Video games also rely heavily on freelance and contract-based employment for a variety of reasons, from streaming services like Twitch eating game publishers’ revenues to the simple fact that consumer pressure has kept the price of video games the same for nearly 10 years.
Despite gamers’ outcry over developers being out of work once games are published, the reliance on contract employment is unlikely to change until consumers are willing to pay more for games.
The same will be true of 3D company design firms.
The time, effort, and cost needed for 3D printing today is high. You need a basic understanding of design and a level of comfort with machines—at a time when most people struggle to name any 3D modeling software off the top of their heads. Even when market consolidation lowers the cost of 3D printers enough make them household items, experts will still be needed to provide laymen with printing designs.
If designs are one-time purchases rather than subscriptions, design firms will become a lot like game publishers, who hire a studio or freelancer on contract to complete a specific project. After the product’s launch, the company has little incentive to keep freelancers on payroll.
By the time 3D printers are standard household appliances, there will be a further complication for those seeking in-house positions: AI.
Engineering and architecture firms already utilize parametric design software to plug in guidelines and churn out endless designs. It’s possible future design firms won’t have human designers at all—they may have AI instead. For better or worse, this will hugely impact the future of work.
Microtransactions
If, like many video games, 3D designs are sold with an unlimited-use model, design publishers of the future will have to implement another hated strategy of the gaming industry: microtransactions.
Picture this: it’s 2045, and you’d like some chocolate chips in your cupcake. You input the request in your kitchen’s food printer, and there’s an error. Turns out chocolate chips aren’t a part of the cupcake design package you purchased. Would you like to add the compatible design alterations for a fee?
Right now, on-demand customization is the name of the game in the world of 3D printing. But customization is usually done manually with design software by someone experienced in both design and the relevant industry—architecture, engineering, food science, fashion, what have you. We may all have 3D printers in the future, but we can’t all be (or even have access to) design experts. As a result, the majority of us will rely on AI or experts who will want to be compensated. That compensation will come in the form of microtransactions.
Just as ubiquitous microwaves changed the eating habits of an entire country, food printers could eliminate cooking and food distribution as we know it. When enough people no longer know how to cook, food designers will have more freedom to increase the prices of their designs.
Video games have never been a necessity, but it’s possible we’re looking at a future where food, shelter, and clothing could all be 3D printed. Consumer tolerance of cosmetic microtransactions (such as adding chocolate chips to a cupcake) will likely have minimal societal harm. If we allow pay-to-play microtransactions on more crucial elements (such as paying extra to ensure your printed vegetables have the nutrition of a vegetable and not a potato chip), the impact on society may be a different story.
The New Information Age
Imagine capsule machines in grocery stores that print one-of-a-kind keychain accessories or candies.

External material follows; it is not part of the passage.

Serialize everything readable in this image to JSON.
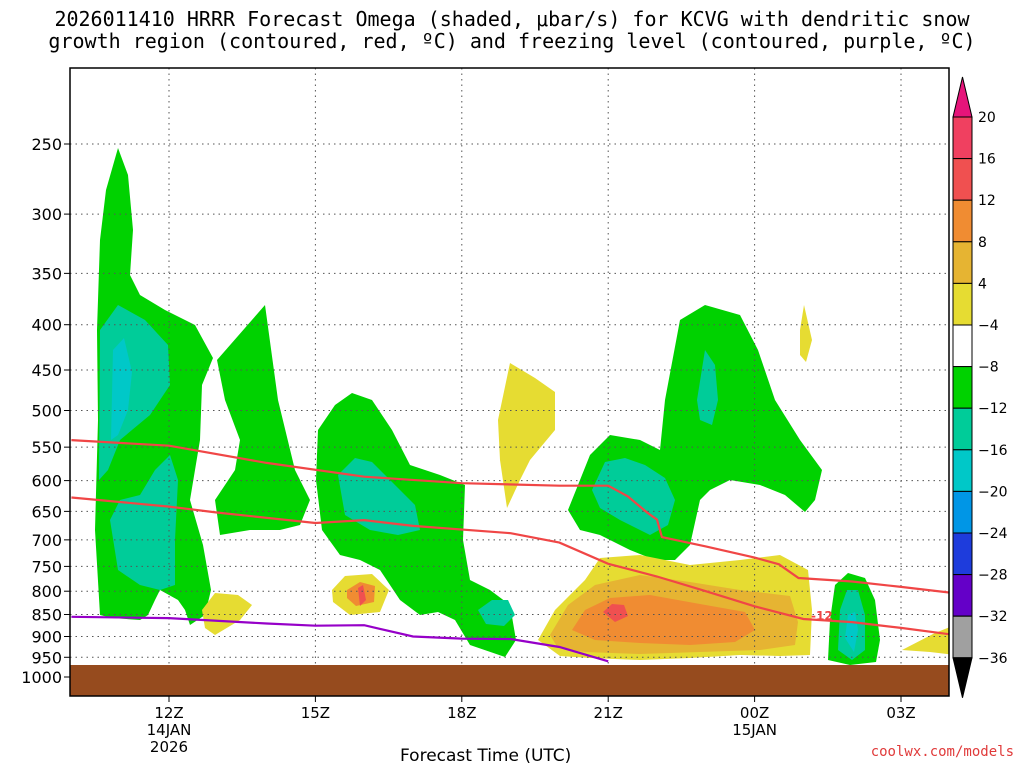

Imagine customized food printed for individuals with allergies.
Imagine clothing sizes being a thing of the past—wedding suits and dresses printed the day of via measurements generated using depth-sensing cameras.
The world of 3D printing comes with fantastic possibilities, but there are nitty-gritty details between us and easy printing. Carefully considering the headaches of video games will prepare us for the trends and regulations of the 3D-printing era. Anything we don’t like, we’d better fight now. Our unthinking compliance sets precedents for more than just gaming.